Archive for Tuesday, March 27, 2007
Home provides ‘next best thing’ for training
Three firefighters rushed into the house, heaving a hose toward the back of the home in search of the flames.
It was a three-man effort, with a fourth firefighter feeding the loaded hose from outside. At the command of Capt. Ray Pettigrew, the firefighters drop to their knees, crawling through the back room to the basement stairs while lugging the hose.
Once they make it down the stairs to the basement, the source of the smoke, Pettigrew's voice can be heard through his oxygen mask: "OK, open her up!"
But though the water did flow, it was only for a few seconds. There was no fire; the smoke that filled the basement came from a smoke machine. The training effort Saturday, in a home on the corner of 57th Terrace and Barton scheduled for demolition Tuesday, was a chance for the Shawnee Fire Department to give its firefighters some on-site training.
Firefighters used the home, donated by Lino's Holding LLC, which plans a retail and condo development on the land, to train over the weekend in a way that regular drills can't quite match up to.
"As much as we try to train on this, it's always nice to have a real house," Pettigrew said.
The drill firefighters were doing Saturday is called a hose evolution: training to get a "loaded" hose, full of water but capped, through a smoke-filled home to a fire.
"That becomes really difficult as we're breathing the air, trying to talk and dealing with the heat coming at us," Pettigrew said. "... It's real easy when you can see what your doing and it's not hot."
Firefighters also used the home to run drills to find trapped or injured firefighters in the basement, so filled with smoke that nothing could be seen. Firefighters were sent in blindly, having to crawl the entire basement to look for the person, a dummy, by feel. They also took the opportunity to use the thermal imaging camera, which detects heat through the smoke.

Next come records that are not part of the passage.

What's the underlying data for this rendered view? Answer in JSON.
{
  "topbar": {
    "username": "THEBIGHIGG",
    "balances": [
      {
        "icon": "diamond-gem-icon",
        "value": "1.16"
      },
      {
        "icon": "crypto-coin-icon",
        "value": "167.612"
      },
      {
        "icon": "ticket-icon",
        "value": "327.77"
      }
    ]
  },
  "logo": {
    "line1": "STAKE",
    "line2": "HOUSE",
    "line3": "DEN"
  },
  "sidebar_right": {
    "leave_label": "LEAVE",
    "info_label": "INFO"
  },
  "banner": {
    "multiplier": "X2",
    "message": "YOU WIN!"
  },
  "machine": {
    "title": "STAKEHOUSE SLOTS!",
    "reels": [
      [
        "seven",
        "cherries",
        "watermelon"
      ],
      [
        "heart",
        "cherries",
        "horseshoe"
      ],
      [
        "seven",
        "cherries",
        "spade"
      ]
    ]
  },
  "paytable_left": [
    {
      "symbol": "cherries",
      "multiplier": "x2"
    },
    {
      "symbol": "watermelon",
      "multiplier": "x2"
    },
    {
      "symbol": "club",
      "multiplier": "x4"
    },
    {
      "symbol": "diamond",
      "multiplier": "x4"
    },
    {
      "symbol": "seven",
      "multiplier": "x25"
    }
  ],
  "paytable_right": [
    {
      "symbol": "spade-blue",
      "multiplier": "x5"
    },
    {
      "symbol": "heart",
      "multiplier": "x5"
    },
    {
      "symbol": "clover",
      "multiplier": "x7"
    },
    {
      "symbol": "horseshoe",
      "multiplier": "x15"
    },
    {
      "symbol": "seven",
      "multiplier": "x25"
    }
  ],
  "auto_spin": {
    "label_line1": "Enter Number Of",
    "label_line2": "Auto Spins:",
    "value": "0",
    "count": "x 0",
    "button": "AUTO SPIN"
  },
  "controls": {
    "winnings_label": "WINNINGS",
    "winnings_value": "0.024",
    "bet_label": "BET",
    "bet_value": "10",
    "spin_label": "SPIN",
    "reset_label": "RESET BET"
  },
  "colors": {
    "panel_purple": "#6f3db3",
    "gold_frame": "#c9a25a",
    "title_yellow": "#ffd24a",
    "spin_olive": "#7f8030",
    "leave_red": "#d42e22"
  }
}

Using homes that are about to be demolished is one of the best training possibilities for firefighters. Though at one time, fire departments were able to actually burn such homes, liability concerns prevent them from doing so any more, so there are few opportunities for firefighters to train facing real flames.
Which is why Shawnee had hoped to build a police and fire training tower at the site of the new Justice Center, a facility were controlled burns could take place. However, when the new Police Department, Municipal Court and Fire Station No. 2 were estimated to cost much more than originally expected with escalating construction costs, the training tower was one of the first things eliminated from the plan.
The site plans for the Justice Center complex submitted by Hoefer-Wysocki Architects do show a spot for the training tower on the site, but the tower, estimated at about $350,000 with current construction costs, will have to wait.
"It's just something we've got master-planned for the site in case we get the opportunity to build it," said Bert Schnettgoecke, city senior project engineer.
Until then, the firefighters will rely on regular training for experience, with the occasional structure donated for a few days of training with imaginary fire.
On Saturday, though the flames were imaginary, firefighters went through the motions as if the heat were real. Though they can see exactly where they need to go -- the smoke machine had only produced enough smoke to fill the basement -- they follow the hose along the floor to the stairs, just as they would if the smoke obstructed their sight and the heat pushed them to the ground. It's experience they'll fall back on when they face a real fire.
"If you're in an emergency, you kind of fall back on that practice because it's what's become natural," Pettigrew said.